Du Nord au Sud, dans les villes et les villages, dans l’espace public des médinas comme dans l’intimité des maisons, femmes et hommes ont toujours tissé et de brodé le fil, et tressé les fibres naturelles en prélevant, à même le paysage qui les entoure, laine naturelle, alfa, jonc de mer, feuilles de palmier… De leurs gestes pluriséculaires naissent des objets dont la richesse et la variété des matières, des couleurs et des motifs correspondent à des savoir-faire et des techniques diverses qui dessinent des spécificités territoriales.
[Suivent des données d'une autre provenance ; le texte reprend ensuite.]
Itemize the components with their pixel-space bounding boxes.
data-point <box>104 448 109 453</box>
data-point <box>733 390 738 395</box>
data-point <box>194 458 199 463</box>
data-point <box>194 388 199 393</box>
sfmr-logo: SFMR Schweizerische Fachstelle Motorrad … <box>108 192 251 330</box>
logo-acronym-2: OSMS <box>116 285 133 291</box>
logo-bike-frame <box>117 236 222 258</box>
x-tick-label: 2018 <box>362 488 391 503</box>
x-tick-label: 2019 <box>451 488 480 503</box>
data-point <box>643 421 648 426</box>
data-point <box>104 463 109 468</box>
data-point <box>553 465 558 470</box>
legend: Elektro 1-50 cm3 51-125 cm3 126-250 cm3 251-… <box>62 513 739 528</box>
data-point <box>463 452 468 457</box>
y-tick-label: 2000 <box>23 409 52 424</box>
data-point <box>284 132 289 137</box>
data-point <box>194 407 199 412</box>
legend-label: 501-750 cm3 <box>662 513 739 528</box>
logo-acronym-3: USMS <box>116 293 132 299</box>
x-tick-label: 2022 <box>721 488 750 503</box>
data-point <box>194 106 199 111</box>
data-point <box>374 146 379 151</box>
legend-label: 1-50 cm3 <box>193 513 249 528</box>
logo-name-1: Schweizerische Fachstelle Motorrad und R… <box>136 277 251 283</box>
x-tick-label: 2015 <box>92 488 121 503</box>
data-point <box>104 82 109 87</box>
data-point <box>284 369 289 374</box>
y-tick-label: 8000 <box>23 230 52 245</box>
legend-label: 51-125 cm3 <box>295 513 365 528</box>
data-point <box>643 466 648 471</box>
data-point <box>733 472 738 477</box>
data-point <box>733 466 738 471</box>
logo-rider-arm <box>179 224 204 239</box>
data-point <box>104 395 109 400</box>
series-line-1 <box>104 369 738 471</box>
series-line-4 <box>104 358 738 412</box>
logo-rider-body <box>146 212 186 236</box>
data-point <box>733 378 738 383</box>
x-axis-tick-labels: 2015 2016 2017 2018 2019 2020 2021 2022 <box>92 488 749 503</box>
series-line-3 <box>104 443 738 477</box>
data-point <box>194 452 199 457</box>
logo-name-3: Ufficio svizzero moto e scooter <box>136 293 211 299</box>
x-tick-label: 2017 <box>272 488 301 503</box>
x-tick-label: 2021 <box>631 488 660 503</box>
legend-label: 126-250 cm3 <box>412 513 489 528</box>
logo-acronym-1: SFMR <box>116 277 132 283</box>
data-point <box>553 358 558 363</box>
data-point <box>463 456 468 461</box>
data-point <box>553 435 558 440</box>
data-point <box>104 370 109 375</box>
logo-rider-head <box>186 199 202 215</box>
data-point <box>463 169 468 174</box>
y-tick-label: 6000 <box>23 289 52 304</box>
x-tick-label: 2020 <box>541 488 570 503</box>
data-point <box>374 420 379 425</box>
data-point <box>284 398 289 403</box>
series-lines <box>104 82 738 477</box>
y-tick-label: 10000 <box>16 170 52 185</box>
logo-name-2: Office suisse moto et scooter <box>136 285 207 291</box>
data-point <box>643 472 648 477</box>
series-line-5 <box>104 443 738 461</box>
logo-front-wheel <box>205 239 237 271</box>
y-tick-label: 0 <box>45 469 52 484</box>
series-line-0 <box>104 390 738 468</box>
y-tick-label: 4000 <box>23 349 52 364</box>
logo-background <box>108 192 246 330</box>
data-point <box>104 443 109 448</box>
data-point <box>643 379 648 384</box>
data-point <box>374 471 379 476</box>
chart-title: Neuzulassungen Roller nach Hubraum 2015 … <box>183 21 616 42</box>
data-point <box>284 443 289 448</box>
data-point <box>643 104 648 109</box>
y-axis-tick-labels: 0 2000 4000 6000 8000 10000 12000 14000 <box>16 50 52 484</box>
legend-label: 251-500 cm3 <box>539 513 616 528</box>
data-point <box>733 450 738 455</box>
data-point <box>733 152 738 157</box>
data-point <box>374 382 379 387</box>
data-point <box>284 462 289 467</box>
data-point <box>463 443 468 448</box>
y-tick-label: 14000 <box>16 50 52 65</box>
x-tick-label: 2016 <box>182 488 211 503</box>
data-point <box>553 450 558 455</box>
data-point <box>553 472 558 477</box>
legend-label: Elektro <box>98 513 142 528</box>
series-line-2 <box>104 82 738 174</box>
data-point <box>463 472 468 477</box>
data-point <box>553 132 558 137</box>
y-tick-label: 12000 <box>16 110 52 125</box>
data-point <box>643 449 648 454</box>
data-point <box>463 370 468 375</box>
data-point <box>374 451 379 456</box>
Au travers de leurs pratiques artistiques propres, les artistes ont développé chacun·e une approche singulière creusant les dimensions plurielles — esthétique, écologique, politique, géographique, économique, sociale — d’un patrimoine immatériel dont l’histoire non linéaire est marquée d’influences, d’évolutions et de ruptures. Explorer la tradition artisanale a offert aux artistes un terrain d’expérimentation fertile leur permettant aussi de se connecter au faire, au geste de la main, à la matière et, plus largement, à la nature et à l’histoire. Pour répondre aux nouveaux enjeux qui se sont présentés à eux, les artisan·e·s n’ont pas hésité à délaisser leurs habitudes en se risquant au nécessaire « pas de côté », affirmant une créativité sans cesse renouvelée.
Créer la possibilité de nouer un dialogue entre artiste et artisan·e, repousser les limites de périmètres consacrés, poser la question de la collaboration autour du faire ensemble tel est le fil conducteur qui réunit les œuvres présentées ici. Alors que les savoirs continuent de se transmettre et de se réinventer, les gestes se répètent à l’infini pour préserver une mémoire collective toujours vivace, comme en témoigne l’exposition Hirafen dont la pluralité des voix qui la compose ne fait que prolonger le récit.